Kirpiklere de bulaşabilen bit, göz kapaklarında enfeksiyona ya da iltihaba, göz sümüksel zarı iltihabına yolaçar. Bu bozunlara, ikincil bir enfeksiyon eklenebilir ve özgün biçimde tedavi edilmeleri gerekir. Kıllı bölgelerdeki, özellikle kasık ve çatı bölgesindeki kaşıntılarda en küçük bir kuşkuda bitle, hâlâ sık görülen bu hastalığın teşhisi için, bir hekime başvurmak gerekir.
Tedavi
Eskiden tedavide kullanılan DDT’nin başka bozunlara yolaçabileceği anlaşılınca tedavi değişmiştir.

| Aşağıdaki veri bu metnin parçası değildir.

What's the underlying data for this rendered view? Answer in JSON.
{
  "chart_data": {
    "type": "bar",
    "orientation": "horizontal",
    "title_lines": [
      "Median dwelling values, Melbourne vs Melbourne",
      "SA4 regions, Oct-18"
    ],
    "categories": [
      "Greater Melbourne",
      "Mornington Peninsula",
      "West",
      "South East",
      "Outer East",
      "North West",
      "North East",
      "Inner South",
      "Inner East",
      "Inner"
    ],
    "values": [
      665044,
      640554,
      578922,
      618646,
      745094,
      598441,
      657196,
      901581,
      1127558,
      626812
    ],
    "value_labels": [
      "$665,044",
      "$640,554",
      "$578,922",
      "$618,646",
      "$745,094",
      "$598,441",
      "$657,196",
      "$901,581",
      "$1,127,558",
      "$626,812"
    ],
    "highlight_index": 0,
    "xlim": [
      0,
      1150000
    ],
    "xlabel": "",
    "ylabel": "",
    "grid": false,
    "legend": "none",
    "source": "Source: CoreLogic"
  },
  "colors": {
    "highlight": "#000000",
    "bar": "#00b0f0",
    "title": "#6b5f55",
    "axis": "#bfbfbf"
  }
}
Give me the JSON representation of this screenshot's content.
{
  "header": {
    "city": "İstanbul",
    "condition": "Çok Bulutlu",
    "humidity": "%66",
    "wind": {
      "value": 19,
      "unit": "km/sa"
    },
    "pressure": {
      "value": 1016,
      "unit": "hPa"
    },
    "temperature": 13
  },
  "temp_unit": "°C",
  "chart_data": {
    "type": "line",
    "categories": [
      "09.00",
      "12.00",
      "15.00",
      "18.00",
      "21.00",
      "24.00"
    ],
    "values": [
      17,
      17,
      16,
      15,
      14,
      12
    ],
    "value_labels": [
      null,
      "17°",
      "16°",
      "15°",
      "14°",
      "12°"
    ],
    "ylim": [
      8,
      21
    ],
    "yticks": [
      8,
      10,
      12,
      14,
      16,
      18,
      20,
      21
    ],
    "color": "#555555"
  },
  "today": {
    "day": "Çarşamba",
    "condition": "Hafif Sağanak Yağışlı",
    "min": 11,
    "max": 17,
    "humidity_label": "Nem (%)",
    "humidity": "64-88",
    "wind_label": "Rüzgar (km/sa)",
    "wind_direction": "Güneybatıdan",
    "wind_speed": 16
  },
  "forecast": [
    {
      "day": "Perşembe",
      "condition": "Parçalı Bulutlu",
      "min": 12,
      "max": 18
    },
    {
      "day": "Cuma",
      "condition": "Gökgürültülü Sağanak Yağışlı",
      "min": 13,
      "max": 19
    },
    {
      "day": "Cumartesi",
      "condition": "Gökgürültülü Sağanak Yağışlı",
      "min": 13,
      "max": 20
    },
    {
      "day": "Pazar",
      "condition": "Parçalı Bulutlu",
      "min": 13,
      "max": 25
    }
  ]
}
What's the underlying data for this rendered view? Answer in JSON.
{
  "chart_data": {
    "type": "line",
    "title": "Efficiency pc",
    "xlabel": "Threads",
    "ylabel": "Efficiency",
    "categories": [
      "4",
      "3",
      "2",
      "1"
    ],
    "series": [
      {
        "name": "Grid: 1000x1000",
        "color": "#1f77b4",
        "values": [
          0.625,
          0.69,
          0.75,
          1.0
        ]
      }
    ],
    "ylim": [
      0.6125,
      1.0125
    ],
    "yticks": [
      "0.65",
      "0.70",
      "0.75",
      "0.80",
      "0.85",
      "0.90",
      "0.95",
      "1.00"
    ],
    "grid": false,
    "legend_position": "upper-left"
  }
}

Temel tedavi uzun süre, leğen ve makat bölgesi kıllarının traş edilmesine ve «özel merhem»ler kullanılmasına dayandırılmıştır. Tek başına sabun etkisizdir. Yumurtalar ya da bit sirkeleri, asetik asit, yani sirke tarafından yokedilir. Civa klorür ya da süblime de, kasık bitini kolayca öldüren ve dıştan kullanılan çok iyi bir temizleyicidir. Sonuçlarsak, asetik asitle civa klorür karışımından hazırlanan ilaçlar çok etkilidirler ve kılların traş edilmesini gerektirmezler. Bütün cinsel hastalıklar gibi, bitlenme de çok sık raslanan bir hastalıktır. Sağlık koruma kurallarına yeterince uyulmaması, sağlıklı yaşama elverişsiz konutlar ve genellikle asalakları taşıyan kişilerin aldırmazlığı ve sorumsuzluğu, hastalığın yayılmasını destekler.